EUROPE – Commerzbank Securities says underfunded pension plans in the UK and US should be of “major concern” to investors because they represent a movement of wealth from the shareholder to employees.

“The costs and risks to US and UK companies running underfunded pension plans should be of major concern to investors because they represent a transfer of wealth from the shareholder to the employee,” the bank said in a report.

It added that investors should be concerned about the fact that “overly optimistic actuarial assumptions in the valuations of fund assets have understated the funding deficit of many of the already shaky-looking pension funds”. Investors should also be concerned about the “high bias” toward equities in UK and US blue-chip companies’ pension funds.

It said it was becoming concerned about the solvency of US blue chip pension funds and that the underfunding scare is “far from over”.

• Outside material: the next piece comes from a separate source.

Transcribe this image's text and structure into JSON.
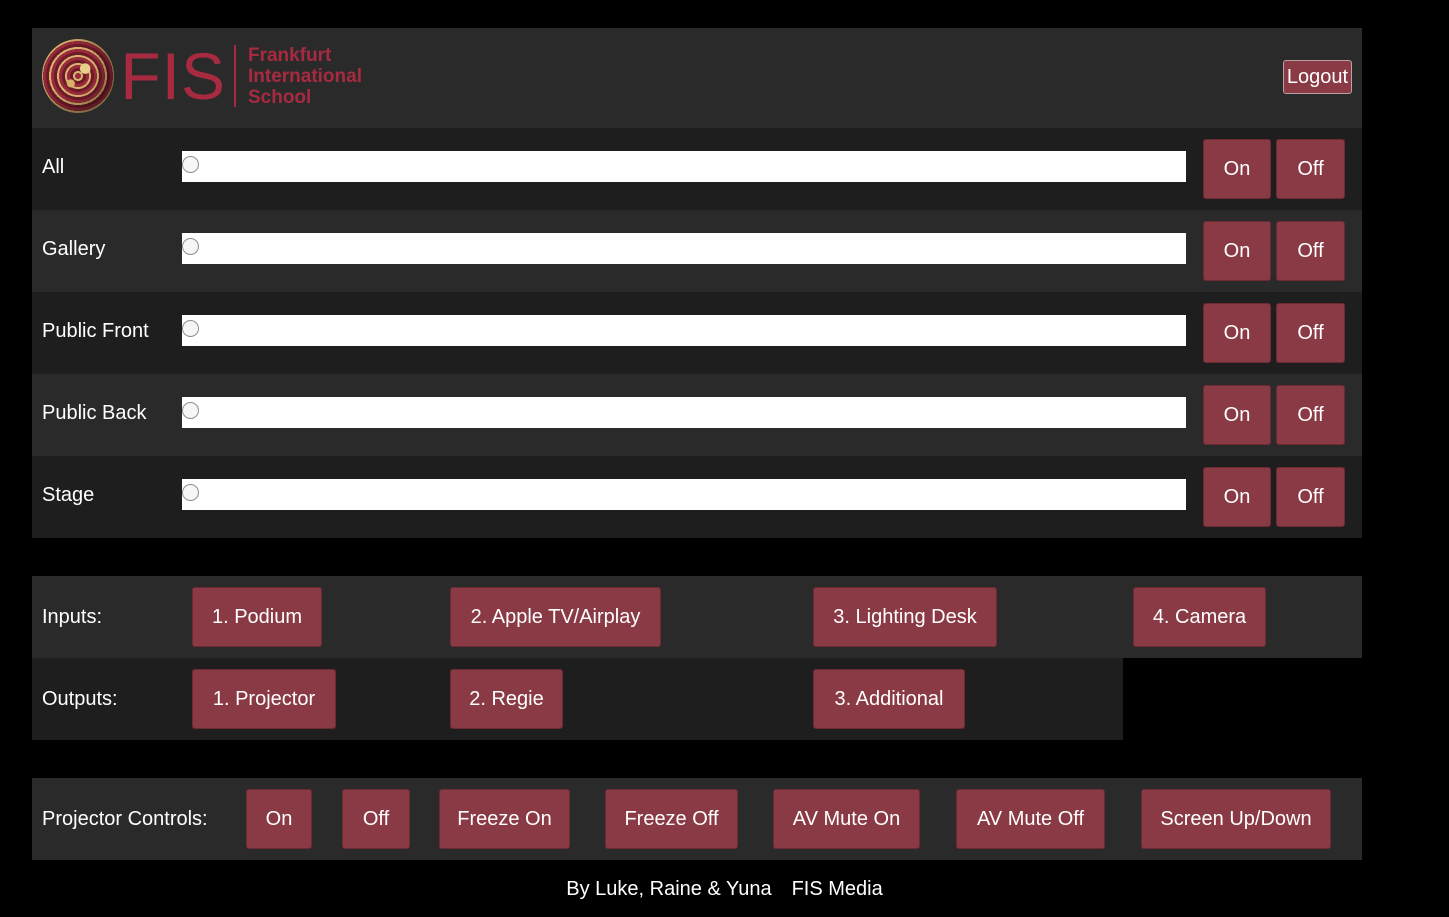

Commerzbank also commented on the impact of the FRS17 accounting standard which takes a snapshot of a pension fund’s liabilities. It said one result of the standard is to persuade funds to move into bonds. “Pension funds could be more inclined to shift large portions of their equity portfolios into (corporate) bonds,” it said, citing the move by the Boots pension fund to move its entire 2.3 billion pound (3.6 billion euro) portfolio into bonds.

“If corporate bonds can yield enough to meet the pension liabilities, other employers might well follow Boots in their asset allocation and include more bonds in their portfolios.”

Commerzbank stressed that FRS17 “does not alter the true economic health of a pension fund, and as such does not affect the fair value of the company running the pension fund”.

The German pensions industry was under much less threat, the report argues, due to the way it is structured. “Some companies have literally no risk of an underfunded pension liability. Most corporate pension schemes have no, or very little, exposure to the equity market,” it said. Compared to the UK, where schemes are around 75% exposed to equities, around 20% of German fund value is exposed in the same way.

Commerzbank, via its Commerzbank Asset Management unit, has 12.5 billion euros in European pension fund assets under management.